Student Question
Who is referred to as Beatrice's "sister" in "Rappaccini's Daughter"?
Quick answer:
Beatrice's "sister" is a beautiful but poisonous flowering plant that grows in her father's garden. She has been raised along this plant, which sprouted from the earth at the hour of her birth, and has been "nourished with its breath."
Beatrice's "sister" is a particularly poisonous plant that her father believes is too potent for him to care for any longer. He tells her that he thinks his "life may pay the penalty" of coming in such close contact with it as caring for it would require and so it "must be consigned to her sole charge" from now on. She calls the "magnificent" plant her "sister" and says that she would be only too happy to take over its care, and she even seems to embrace it with open arms.

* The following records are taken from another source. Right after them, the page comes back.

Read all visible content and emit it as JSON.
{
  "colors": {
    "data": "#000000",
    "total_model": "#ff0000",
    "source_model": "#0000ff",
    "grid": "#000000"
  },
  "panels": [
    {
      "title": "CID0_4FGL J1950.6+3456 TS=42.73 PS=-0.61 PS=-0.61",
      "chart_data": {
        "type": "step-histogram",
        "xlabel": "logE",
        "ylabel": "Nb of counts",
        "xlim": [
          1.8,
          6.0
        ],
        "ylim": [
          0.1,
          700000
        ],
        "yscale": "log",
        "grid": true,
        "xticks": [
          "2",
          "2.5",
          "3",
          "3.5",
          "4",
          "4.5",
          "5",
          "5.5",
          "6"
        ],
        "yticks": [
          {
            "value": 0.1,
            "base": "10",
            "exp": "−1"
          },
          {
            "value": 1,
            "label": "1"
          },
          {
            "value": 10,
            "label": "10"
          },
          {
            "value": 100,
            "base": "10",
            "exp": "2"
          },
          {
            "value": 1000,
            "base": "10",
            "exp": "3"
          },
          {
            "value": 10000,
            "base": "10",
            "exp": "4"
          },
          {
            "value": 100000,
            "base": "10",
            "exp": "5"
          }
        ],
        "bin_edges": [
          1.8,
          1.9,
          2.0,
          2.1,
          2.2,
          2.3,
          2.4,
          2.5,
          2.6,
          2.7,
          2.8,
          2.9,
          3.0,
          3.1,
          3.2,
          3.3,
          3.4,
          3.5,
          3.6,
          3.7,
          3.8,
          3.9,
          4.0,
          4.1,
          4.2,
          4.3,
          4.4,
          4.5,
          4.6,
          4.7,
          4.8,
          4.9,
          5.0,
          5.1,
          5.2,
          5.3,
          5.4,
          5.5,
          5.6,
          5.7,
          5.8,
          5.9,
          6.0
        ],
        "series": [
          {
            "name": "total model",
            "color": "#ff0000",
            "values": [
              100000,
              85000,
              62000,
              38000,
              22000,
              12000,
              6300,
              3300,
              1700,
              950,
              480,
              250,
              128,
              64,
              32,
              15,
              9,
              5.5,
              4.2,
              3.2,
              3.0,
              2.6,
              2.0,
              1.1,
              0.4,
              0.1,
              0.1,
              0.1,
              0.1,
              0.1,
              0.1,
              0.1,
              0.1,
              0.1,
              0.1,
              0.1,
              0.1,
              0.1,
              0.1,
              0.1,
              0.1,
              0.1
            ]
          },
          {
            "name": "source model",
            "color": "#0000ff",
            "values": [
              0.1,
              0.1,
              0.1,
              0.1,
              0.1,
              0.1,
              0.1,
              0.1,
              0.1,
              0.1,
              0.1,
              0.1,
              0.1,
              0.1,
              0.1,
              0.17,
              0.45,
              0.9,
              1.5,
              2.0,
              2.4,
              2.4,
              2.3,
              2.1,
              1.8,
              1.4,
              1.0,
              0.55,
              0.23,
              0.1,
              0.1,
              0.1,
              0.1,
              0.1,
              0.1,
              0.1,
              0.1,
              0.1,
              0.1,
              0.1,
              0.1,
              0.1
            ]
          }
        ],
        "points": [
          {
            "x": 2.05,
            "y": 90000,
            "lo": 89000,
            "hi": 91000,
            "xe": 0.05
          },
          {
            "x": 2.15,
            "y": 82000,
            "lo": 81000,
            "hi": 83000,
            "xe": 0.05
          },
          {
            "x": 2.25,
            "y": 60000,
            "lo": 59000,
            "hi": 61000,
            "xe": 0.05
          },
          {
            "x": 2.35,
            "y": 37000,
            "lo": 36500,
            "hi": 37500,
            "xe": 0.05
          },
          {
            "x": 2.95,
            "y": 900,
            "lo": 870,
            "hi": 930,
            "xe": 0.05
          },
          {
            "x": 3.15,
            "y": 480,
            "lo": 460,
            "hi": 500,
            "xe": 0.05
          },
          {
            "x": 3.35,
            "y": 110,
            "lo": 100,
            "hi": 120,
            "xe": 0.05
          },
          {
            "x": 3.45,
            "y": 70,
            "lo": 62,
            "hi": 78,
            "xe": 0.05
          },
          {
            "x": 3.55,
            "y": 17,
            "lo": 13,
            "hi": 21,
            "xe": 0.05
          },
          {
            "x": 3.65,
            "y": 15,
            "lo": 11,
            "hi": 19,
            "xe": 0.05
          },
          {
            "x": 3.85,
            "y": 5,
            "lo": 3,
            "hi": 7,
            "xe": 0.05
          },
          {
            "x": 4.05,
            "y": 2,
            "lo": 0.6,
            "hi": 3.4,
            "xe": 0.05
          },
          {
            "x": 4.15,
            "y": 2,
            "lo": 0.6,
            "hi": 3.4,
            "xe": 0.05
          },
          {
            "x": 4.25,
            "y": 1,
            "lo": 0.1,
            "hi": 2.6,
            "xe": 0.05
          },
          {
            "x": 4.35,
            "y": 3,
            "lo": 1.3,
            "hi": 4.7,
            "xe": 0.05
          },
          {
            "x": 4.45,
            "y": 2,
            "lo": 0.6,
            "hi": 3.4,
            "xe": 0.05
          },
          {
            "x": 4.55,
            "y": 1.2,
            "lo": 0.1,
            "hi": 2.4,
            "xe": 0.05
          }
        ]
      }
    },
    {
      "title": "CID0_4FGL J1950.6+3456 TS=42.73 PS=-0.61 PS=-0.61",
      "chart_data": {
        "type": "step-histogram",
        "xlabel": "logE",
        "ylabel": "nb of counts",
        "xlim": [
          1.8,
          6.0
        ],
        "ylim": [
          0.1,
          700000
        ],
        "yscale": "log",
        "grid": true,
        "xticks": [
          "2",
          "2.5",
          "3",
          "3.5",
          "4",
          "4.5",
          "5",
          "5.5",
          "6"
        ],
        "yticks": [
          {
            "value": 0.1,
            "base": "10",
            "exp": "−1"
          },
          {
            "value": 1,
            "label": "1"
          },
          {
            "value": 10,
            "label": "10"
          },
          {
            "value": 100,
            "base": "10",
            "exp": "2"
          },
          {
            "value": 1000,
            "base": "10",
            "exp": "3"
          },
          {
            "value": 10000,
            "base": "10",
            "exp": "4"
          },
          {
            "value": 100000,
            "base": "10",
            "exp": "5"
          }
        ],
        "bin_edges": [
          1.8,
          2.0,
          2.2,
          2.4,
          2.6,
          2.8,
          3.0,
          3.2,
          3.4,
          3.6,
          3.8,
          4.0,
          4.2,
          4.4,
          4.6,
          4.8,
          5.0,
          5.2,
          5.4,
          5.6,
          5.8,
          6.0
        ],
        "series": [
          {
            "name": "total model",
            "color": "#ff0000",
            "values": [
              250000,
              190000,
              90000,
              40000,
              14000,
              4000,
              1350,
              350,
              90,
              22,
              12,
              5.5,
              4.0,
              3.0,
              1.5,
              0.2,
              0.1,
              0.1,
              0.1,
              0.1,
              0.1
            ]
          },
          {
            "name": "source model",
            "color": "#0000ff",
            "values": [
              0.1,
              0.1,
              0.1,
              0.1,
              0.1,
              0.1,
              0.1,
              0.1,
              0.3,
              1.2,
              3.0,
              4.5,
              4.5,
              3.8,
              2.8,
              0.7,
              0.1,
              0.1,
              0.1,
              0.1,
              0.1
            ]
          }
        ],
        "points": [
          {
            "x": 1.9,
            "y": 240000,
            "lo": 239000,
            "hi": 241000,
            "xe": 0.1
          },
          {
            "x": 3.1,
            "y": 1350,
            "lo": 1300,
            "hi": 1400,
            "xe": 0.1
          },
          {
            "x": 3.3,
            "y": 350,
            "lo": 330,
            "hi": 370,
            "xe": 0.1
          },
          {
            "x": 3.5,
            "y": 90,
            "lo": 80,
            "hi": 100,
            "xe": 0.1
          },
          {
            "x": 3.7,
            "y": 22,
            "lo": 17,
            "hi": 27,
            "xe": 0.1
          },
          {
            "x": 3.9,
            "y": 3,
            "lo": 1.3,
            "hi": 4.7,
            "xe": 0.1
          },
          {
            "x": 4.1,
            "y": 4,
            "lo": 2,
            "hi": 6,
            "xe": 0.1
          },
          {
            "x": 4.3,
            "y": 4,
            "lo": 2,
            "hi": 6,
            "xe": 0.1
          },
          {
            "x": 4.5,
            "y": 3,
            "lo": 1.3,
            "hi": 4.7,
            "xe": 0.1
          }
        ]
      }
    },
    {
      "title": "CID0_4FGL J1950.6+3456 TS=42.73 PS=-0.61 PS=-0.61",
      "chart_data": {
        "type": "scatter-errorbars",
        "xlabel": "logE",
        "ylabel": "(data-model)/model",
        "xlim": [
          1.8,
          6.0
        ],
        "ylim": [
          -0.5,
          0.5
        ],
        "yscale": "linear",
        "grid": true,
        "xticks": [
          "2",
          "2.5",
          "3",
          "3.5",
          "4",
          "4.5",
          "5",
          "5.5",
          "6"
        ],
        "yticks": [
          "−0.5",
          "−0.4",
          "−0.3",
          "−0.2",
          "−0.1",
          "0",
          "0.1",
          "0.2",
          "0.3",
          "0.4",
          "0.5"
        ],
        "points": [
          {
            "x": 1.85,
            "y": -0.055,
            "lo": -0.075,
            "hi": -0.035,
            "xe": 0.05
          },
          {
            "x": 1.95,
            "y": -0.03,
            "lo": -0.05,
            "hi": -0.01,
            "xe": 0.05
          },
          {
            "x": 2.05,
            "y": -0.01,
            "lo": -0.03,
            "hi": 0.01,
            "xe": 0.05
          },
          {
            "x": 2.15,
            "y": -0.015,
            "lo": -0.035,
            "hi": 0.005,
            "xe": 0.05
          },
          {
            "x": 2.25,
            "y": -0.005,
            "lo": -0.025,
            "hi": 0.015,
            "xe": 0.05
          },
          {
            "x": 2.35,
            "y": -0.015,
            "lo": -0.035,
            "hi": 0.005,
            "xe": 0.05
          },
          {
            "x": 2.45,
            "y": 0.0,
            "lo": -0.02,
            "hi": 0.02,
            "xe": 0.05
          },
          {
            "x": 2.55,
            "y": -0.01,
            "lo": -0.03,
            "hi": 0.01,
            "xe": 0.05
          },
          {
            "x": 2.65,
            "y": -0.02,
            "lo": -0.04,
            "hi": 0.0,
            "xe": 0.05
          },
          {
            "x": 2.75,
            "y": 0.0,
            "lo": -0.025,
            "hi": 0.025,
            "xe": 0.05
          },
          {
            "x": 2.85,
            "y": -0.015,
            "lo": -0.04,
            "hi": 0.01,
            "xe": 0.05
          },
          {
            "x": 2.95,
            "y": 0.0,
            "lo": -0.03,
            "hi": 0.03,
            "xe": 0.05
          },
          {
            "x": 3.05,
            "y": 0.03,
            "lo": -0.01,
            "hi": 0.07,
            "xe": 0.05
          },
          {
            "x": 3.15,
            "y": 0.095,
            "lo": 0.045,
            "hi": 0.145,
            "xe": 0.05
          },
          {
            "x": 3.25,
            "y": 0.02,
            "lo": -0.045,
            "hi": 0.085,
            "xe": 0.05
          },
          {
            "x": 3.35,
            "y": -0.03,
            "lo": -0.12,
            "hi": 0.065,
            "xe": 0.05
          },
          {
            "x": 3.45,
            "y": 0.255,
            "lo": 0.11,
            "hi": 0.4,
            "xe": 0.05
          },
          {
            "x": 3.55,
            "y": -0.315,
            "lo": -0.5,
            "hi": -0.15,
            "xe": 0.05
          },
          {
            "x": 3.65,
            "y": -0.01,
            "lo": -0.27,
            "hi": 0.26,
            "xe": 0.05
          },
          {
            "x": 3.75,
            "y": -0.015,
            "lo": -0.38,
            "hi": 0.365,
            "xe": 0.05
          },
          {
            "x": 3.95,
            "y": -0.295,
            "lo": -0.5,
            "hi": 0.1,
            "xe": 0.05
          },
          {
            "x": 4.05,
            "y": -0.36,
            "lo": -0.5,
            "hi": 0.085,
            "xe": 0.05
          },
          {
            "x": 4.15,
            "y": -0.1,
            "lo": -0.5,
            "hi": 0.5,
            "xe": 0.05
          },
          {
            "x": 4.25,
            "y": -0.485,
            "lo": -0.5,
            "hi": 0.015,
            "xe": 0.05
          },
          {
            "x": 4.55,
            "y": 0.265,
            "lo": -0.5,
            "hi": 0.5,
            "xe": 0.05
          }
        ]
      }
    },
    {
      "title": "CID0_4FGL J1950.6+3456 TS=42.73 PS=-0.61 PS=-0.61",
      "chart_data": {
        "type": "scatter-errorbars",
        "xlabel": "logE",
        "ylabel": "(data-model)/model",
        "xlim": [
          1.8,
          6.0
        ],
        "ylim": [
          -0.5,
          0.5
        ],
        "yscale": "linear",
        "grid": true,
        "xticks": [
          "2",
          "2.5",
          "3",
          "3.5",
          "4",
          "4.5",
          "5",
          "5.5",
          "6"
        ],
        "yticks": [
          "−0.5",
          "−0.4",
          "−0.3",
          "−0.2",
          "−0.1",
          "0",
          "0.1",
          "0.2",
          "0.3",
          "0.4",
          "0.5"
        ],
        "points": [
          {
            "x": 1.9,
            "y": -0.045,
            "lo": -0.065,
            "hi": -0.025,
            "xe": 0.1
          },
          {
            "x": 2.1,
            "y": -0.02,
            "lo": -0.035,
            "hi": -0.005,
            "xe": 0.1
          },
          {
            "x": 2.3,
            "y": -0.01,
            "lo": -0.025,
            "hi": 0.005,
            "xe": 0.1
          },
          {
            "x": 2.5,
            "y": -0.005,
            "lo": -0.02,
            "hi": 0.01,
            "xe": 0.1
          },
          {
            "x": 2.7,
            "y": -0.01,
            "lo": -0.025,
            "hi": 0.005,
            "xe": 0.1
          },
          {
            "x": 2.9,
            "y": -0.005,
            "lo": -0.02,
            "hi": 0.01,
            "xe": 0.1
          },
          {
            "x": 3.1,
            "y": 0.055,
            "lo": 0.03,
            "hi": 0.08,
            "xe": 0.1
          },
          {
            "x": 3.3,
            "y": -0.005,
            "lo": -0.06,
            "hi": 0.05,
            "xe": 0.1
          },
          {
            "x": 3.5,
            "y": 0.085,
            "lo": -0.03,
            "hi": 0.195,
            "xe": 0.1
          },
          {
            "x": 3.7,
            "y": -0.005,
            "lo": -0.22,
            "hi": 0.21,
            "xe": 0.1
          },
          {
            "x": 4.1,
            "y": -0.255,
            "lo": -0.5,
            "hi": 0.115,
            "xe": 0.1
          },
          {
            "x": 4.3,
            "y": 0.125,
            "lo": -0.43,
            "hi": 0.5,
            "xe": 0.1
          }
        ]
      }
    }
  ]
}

Beatrice goes on to attend to the plant with such care that she seems like "one sister performing the duties of affection to another." At one point, she again embraces it, mingling her own breath with its scent, and she asks for its "breath" to revive her from the "common air" that makes her feel faint. She even plucks a flower from it to wear on her dress, and though a drop of its moisture kills a passing lizard, it does no harm to Beatrice at all.
Beatrice has, as she later tells Giovanni, been raised alongside this gorgeous flowering plant so that she feels that it is like her family, and its poison does not harm her as it affects her father, insects, or Giovanni. She says that she "grew up and blossomed with the plant and was nourished with its breath." She has long looked on it as her sister, and she loves it with a "human affection."